Vladimir Putin, the new Russian Tsar, the strong man who will save Mother Russia from ignominy at the hands of the capitalistic West, is a steely-eyed demagogue at heart with KGB training. Whether Vlad the Strong is president or prime minister it is he who calls the shots. Already he is plunging the world into a cold war, just when we were thanking God for Mikhail Gorbachev.

Robert Mugabe, the destroyer of Zimbabwe, formerly known as Rhodesia, clings to power as his people suffer and die. Infrastructure has collapsed, investment has ceased, aid is hindered, inflation is astronomical, and still the illegal leader, supported and protected by henchmen, claims that “Zimbabwe is mine”, that there is no cholera, and says he will never step down. And still the African world sits by and watches, weak as stranded jellyfish, hoping something will happen. How many people must die before a military force takes him out?

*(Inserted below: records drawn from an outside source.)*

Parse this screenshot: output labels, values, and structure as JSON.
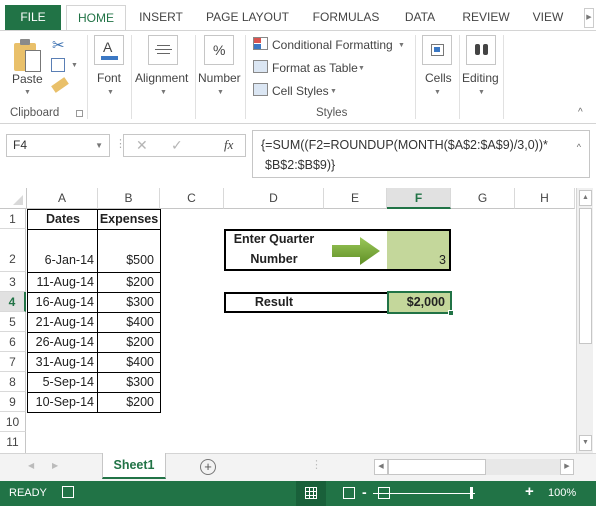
{
  "ribbon_tabs": [
    {
      "label": "FILE"
    },
    {
      "label": "HOME"
    },
    {
      "label": "INSERT"
    },
    {
      "label": "PAGE LAYOUT"
    },
    {
      "label": "FORMULAS"
    },
    {
      "label": "DATA"
    },
    {
      "label": "REVIEW"
    },
    {
      "label": "VIEW"
    }
  ],
  "ribbon": {
    "clipboard": {
      "paste": "Paste",
      "group": "Clipboard"
    },
    "font": "Font",
    "alignment": "Alignment",
    "number": "Number",
    "styles": {
      "conditional": "Conditional Formatting",
      "format_table": "Format as Table",
      "cell_styles": "Cell Styles",
      "group": "Styles"
    },
    "cells": "Cells",
    "editing": "Editing"
  },
  "formula_bar": {
    "name_box": "F4",
    "formula_line1": "{=SUM((F2=ROUNDUP(MONTH($A$2:$A$9)/3,0))*",
    "formula_line2": "$B$2:$B$9)}"
  },
  "columns": [
    "A",
    "B",
    "C",
    "D",
    "E",
    "F",
    "G",
    "H"
  ],
  "rows": [
    "1",
    "2",
    "3",
    "4",
    "5",
    "6",
    "7",
    "8",
    "9",
    "10",
    "11"
  ],
  "table": {
    "headers": [
      "Dates",
      "Expenses"
    ],
    "rows": [
      [
        "6-Jan-14",
        "$500"
      ],
      [
        "11-Aug-14",
        "$200"
      ],
      [
        "16-Aug-14",
        "$300"
      ],
      [
        "21-Aug-14",
        "$400"
      ],
      [
        "26-Aug-14",
        "$200"
      ],
      [
        "31-Aug-14",
        "$400"
      ],
      [
        "5-Sep-14",
        "$300"
      ],
      [
        "10-Sep-14",
        "$200"
      ]
    ]
  },
  "quarter_box": {
    "label_line1": "Enter Quarter",
    "label_line2": "Number",
    "value": "3"
  },
  "result_box": {
    "label": "Result",
    "value": "$2,000"
  },
  "colors": {
    "excel_green": "#217346",
    "input_fill": "#c4d79b",
    "arrow_green": "#77a532"
  },
  "sheet_tabs": [
    {
      "label": "Sheet1"
    }
  ],
  "status_bar": {
    "mode": "READY",
    "zoom": "100%",
    "zoom_level_percent": 100
  }
}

Frank Bainimarama is a New Zealand-trained, Fijian Army Colonel who has proclaimed himself Prime Minister of Fiji. In the short tradition created by his model, Sitiveni Rambuka, also a New Zealand-trained military man, Frank has dismissed the democratic government and installed himself, supported, of course by the army. Since the days of the first sugar planters, who imported Indian labour from India, the country has been riven by a lust for money and control on the part of the Indians, and a fear of them on the part of the indigenous Melanesian Fijians. This is the root cause of the trouble. When democracy looked as if it was going to give the Indians a major voice in parliament, it was kicked out—three times by my count.  Meanwhile, Bainimarama is controlling the media and kicking out those objectionable New Zealand media and showing embryonic signs of totalitarianism, including force.

Developing dictatorships need to be dealt with swiftly and firmly. The lessons of history are there for us to see, but I sense a lack of the necessary righteous indignation.